Even before securing the GOP nomination, Gianforte went on the attack against Quist. Gianforte used a candidate forum earlier Monday to paint Quist as an “out-of-touch liberal” in a state that voted strongly for Trump in November.

Other Republicans also quickly responded to Quist’s ascension. A super PAC called the Congressional Leadership Fund announced it will spend $700,000 on an ad campaign to influence Montana’s May 25 special election. The first spot aired Monday, attacking Quist with the same out-of-touch message as Gianforte’s.

Quist was not available for comment, spokeswoman Tina Olechowski said. The attacks make it clear “the D.C. establishment and Greg Gianforte are running scared of Rob Quist,” she said in a statement.

The state’s Libertarian Party will also nominate a candidate for the special election when its members meet next weekend. All other parties and potential independent candidates were required to submit petitions with at least 14,268 signatures by the close of business Monday.

Secretary of State spokeswoman Morgan Williams said nobody turned in a petition by the deadline, meaning no other candidates will be on the ballot.
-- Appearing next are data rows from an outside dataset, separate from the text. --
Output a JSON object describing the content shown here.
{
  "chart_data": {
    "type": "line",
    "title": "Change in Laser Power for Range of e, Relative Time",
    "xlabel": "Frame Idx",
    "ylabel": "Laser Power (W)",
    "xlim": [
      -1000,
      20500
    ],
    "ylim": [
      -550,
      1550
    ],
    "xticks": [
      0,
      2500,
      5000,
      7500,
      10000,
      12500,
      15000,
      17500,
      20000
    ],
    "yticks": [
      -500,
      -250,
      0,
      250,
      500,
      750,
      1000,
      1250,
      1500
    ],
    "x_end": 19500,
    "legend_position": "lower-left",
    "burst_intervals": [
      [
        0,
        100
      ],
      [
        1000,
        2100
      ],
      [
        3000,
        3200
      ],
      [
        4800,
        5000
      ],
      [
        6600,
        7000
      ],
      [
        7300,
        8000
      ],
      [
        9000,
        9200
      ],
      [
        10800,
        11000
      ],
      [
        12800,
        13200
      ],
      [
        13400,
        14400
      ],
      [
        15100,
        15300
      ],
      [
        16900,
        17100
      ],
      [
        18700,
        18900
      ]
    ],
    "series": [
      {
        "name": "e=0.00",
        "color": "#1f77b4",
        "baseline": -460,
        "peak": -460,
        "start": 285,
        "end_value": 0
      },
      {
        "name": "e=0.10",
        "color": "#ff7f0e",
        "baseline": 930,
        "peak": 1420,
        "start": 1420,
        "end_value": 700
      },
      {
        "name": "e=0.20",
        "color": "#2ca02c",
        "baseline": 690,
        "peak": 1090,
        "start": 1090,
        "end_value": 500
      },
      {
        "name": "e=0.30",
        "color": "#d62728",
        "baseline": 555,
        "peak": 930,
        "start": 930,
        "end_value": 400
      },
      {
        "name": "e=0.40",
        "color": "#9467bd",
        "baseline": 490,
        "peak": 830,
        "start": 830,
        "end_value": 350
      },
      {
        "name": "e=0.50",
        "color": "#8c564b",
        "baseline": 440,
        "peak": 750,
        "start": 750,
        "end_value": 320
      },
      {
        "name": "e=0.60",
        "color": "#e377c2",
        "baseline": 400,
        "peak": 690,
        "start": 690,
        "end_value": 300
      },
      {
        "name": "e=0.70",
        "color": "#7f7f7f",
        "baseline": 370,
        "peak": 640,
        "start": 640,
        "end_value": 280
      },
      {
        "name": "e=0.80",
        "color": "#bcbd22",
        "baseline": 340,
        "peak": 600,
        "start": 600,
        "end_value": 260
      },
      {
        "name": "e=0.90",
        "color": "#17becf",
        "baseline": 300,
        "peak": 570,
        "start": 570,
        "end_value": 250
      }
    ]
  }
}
Gianforte claimed to have locked up the election well before Monday’s vote while meeting with delegates on a statewide tour since Trump nominated Zinke in December. State Sen. Ed Buttrey, a moderate Republican hopeful, had tried to undermine Gianforte’s support by painting Gianforte as too conservative to appeal to all Montana voters.

Buttrey also said he would not use the U.S. House seat as a stepping-stone for a higher position. Zinke and U.S. Sen. Steve Daines, the last two holders of the seat, both left after one term.

Gianforte said in an earlier interview with The Associated Press that he would seek at least two terms if he wins the special election this year.

That two-term commitment leaves open the possibility of Gianforte running for governor again in 2020, said David Parker, a political scientist for Montana State University.

“If he were to leap to a different seat, it would be the governor’s seat in 2020, which is open,” Parker said. “It’s sensible for Gianforte to run for the House, run for the House again and then governor after that.”